Joe, a Shure SM57 may work for you, it’s a popular and inexpensive cardioid microphone. It’s unidirectional and generally popular as an instrument microphone. An SM57 will cost you around $100.
The Rohde (pronounced Road-uh) NT5 may work for you as well, it’s also unidirectional, meant for studio use and it will cost you about $220.
The Scarlett, in particular the Solo, would probably be a good choice if you want something that will allow you to record yourself and a guitar without breaking the bank.
A 2-channel Behringer U-Phoria UMC202HD may work for you as well, but it’s overall similar and it’ll cost you a little more at around $200.
A Zoom UAC 2 will raise the price a little bit more to $250, but it’s also a solid 2-channel option and we have experience with their products and they seem very durable.

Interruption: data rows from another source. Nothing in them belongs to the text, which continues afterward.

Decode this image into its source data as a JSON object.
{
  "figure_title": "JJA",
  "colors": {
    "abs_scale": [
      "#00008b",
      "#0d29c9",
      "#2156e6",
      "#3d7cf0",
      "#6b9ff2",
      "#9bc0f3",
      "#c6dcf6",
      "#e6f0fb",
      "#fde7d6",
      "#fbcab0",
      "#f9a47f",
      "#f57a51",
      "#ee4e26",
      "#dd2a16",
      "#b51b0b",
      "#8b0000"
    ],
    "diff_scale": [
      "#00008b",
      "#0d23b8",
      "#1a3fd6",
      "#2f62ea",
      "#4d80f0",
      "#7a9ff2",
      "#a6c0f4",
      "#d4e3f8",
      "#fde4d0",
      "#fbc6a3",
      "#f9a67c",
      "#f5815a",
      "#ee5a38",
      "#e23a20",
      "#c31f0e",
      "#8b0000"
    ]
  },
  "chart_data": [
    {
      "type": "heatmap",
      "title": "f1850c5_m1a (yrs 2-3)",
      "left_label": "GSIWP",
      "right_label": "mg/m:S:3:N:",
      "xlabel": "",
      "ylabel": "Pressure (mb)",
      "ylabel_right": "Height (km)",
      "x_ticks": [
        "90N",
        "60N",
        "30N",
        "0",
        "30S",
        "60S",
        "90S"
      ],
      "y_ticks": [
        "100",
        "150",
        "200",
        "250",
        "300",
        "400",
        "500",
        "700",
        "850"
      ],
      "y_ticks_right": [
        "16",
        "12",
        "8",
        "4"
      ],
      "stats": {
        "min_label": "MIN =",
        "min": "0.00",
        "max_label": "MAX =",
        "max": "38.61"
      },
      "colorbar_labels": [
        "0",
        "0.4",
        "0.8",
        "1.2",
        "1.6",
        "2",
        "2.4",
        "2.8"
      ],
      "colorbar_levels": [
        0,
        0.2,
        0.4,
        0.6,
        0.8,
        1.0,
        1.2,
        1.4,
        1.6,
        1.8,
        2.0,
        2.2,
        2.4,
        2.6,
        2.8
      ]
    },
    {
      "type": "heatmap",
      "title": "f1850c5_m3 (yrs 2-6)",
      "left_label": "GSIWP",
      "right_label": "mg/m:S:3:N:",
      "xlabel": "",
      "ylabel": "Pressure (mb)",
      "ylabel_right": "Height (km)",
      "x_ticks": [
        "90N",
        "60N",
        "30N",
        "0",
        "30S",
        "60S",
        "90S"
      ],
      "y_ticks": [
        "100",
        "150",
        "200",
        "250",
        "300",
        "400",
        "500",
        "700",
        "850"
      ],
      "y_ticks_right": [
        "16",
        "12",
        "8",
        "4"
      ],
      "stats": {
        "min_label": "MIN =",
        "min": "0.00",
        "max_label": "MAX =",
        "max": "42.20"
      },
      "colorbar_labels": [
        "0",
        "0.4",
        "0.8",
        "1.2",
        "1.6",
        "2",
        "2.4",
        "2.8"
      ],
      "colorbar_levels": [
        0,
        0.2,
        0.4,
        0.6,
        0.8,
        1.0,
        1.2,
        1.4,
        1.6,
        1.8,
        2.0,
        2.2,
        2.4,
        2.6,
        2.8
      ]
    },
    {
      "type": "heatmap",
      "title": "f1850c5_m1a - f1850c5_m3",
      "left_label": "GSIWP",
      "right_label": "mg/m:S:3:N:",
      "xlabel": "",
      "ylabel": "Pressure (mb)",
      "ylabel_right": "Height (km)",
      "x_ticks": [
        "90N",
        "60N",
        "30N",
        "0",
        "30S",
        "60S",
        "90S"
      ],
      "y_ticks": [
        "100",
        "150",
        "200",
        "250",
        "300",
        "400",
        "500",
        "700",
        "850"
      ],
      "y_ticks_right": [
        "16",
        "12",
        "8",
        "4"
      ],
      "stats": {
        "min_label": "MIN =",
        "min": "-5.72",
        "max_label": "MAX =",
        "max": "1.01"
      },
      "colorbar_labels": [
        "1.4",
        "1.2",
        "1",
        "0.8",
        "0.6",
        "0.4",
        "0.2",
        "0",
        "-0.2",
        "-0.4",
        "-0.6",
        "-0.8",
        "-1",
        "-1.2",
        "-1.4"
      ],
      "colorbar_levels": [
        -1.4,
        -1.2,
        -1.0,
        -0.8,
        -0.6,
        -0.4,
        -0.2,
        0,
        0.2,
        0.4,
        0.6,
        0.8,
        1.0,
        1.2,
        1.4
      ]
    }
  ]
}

Greg in Manchester, Tennessee listens Online and asked: “Question about the new Edge browser. I got a notification on my computer that I need to update my Internet Explorer browser. I’m just wanting to know more about what you know about the Edge browser and why it’s better.”
Greg, once upon a time IE accounted for about 95% of the traffic websites would see, these days as you’re experiencing, even Microsoft wants off of it.
Microsoft is still supporting IE at least until Windows 10 loses support, but they’re not really keeping it updated to where it can compete with modern browsers. IE doesn’t support many standards that every other browser does, so it’s not rare to run into pages that just will not work under IE.
Most sites – but also web-based services – are not bothering to support IE anymore because the user base is understood to have shrunk to pretty small levels, but also because it is genuinely expensive to support it. That lack of compatibility with modern standards means that some things that work for every other browser will not work with IE and it might need to add lots of brittle workarounds or even duplicate features.
Edge on the other hand is reskinned Chromium, the engine that Google’s Chrome uses. Chrome is the current standard browser on computers and the one that has the most widespread support. That means that switching over to Edge will pretty much guarantee that most sites around will work with your computer.
At the moment, if you want to stick with IE11, you should be good. It’s still getting security updates, but your overall online experience will be worse.